Collaboration at the Qualcomm Institute Leads to New Tech to Make Your Phone Faster, Smarter, More Efficient

5G is often touted as a way to make phones smarter, faster and better connected to one another. Polar codes are now used in the 5G standard to enable a reliable connection between phone and network, and they contribute to a powerful user experience. When they were first discovered, however, polar codes were promising in theory, but difficult to use in practice.

Pictured: Alexander Vardy, UC San Diego

Alexander Vardy, professor in electrical and computer engineering, and faculty in computer science and engineering at UC San Diego, and Ido Tal, a professor with the Technion – Israel Institute of Technology, have invented a new algorithm that ensures that polar codes work much more efficiently, and the link between phone and 5G stays strong. Their technology was recently licensed by Samsung.

“Polar codes are based on beautiful abstract math, without regard to applications. Yet our technology is currently being implemented in billions of 5G chipsets,” said Vardy. “It will be doubly gratifying to see this beautiful math in every phone.”

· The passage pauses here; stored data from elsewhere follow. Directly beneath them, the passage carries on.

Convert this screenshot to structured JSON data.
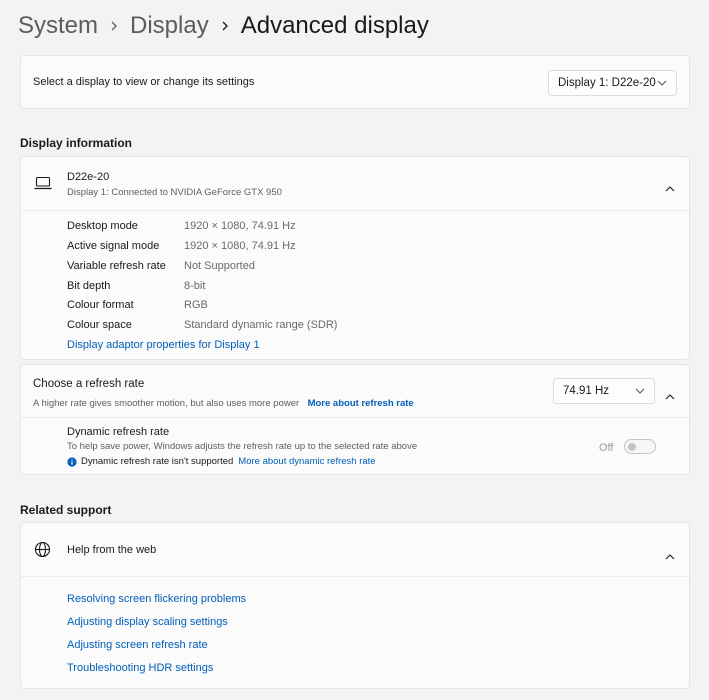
{
  "breadcrumb": {
    "level1": "System",
    "level2": "Display",
    "current": "Advanced display"
  },
  "select_display": {
    "label": "Select a display to view or change its settings",
    "value": "Display 1: D22e-20"
  },
  "display_information": {
    "title": "Display information",
    "monitor_name": "D22e-20",
    "monitor_subtitle": "Display 1: Connected to NVIDIA GeForce GTX 950",
    "rows": [
      {
        "label": "Desktop mode",
        "value": "1920 × 1080, 74.91 Hz"
      },
      {
        "label": "Active signal mode",
        "value": "1920 × 1080, 74.91 Hz"
      },
      {
        "label": "Variable refresh rate",
        "value": "Not Supported"
      },
      {
        "label": "Bit depth",
        "value": "8-bit"
      },
      {
        "label": "Colour format",
        "value": "RGB"
      },
      {
        "label": "Colour space",
        "value": "Standard dynamic range (SDR)"
      }
    ],
    "adapter_link": "Display adaptor properties for Display 1"
  },
  "refresh_rate": {
    "title": "Choose a refresh rate",
    "description": "A higher rate gives smoother motion, but also uses more power",
    "more_link": "More about refresh rate",
    "value": "74.91 Hz"
  },
  "dynamic_refresh": {
    "title": "Dynamic refresh rate",
    "description": "To help save power, Windows adjusts the refresh rate up to the selected rate above",
    "info_text": "Dynamic refresh rate isn't supported",
    "more_link": "More about dynamic refresh rate",
    "toggle_state": "Off"
  },
  "related_support": {
    "title": "Related support",
    "help_title": "Help from the web",
    "links": [
      "Resolving screen flickering problems",
      "Adjusting display scaling settings",
      "Adjusting screen refresh rate",
      "Troubleshooting HDR settings"
    ]
  },
  "colors": {
    "accent": "#005fb8",
    "background": "#f3f3f3",
    "card": "#fbfbfb"
  }
}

When polar codes are working at their best, using the ideas of Tal and Vardy, they can correct more errors than any other available code. With the addition of Tal and Vardy’s algorithm, smartphone users should be able to reliably download and transfer data at the highest rates possible. In fact, polar codes achieve the Shannon limit, named after Claude Shannon, who first theorized that error-correcting codes like polar codes would one day be possible.

Watch Vardy describe Shannon’s contributions to the field in this short video of Shannon engaged in a favorite past time: juggling on a unicycle.

Pictured: Ido Tal, Technion – Israel Institute of Technology

Tal and Vardy collaborated on their invention through a post-doctoral fellowship program at the Information Theory and Applications Center within UC San Diego’s Qualcomm Institute. The program was established as a way to connect up-and-coming researchers with experts in diverse fields and encourage them to work across disciplines.

“The Information Theory and Applications post-doctoral program would be of great appeal to someone who has mastered their doctoral work and is willing and wanting to learn about other spaces before they set the course for their professional career,” said Alon Orlitsky, Director of the Information Theory and Applications Center and a researcher at the Qualcomm Institute.

For a more detailed exploration of polar codes, read this article on the UC San Diego News Center website. To learn more about the Information Theory and Applications Fellowship, visit the fellowship’s webpage or watch our video about the Information Theory and Applications Center online.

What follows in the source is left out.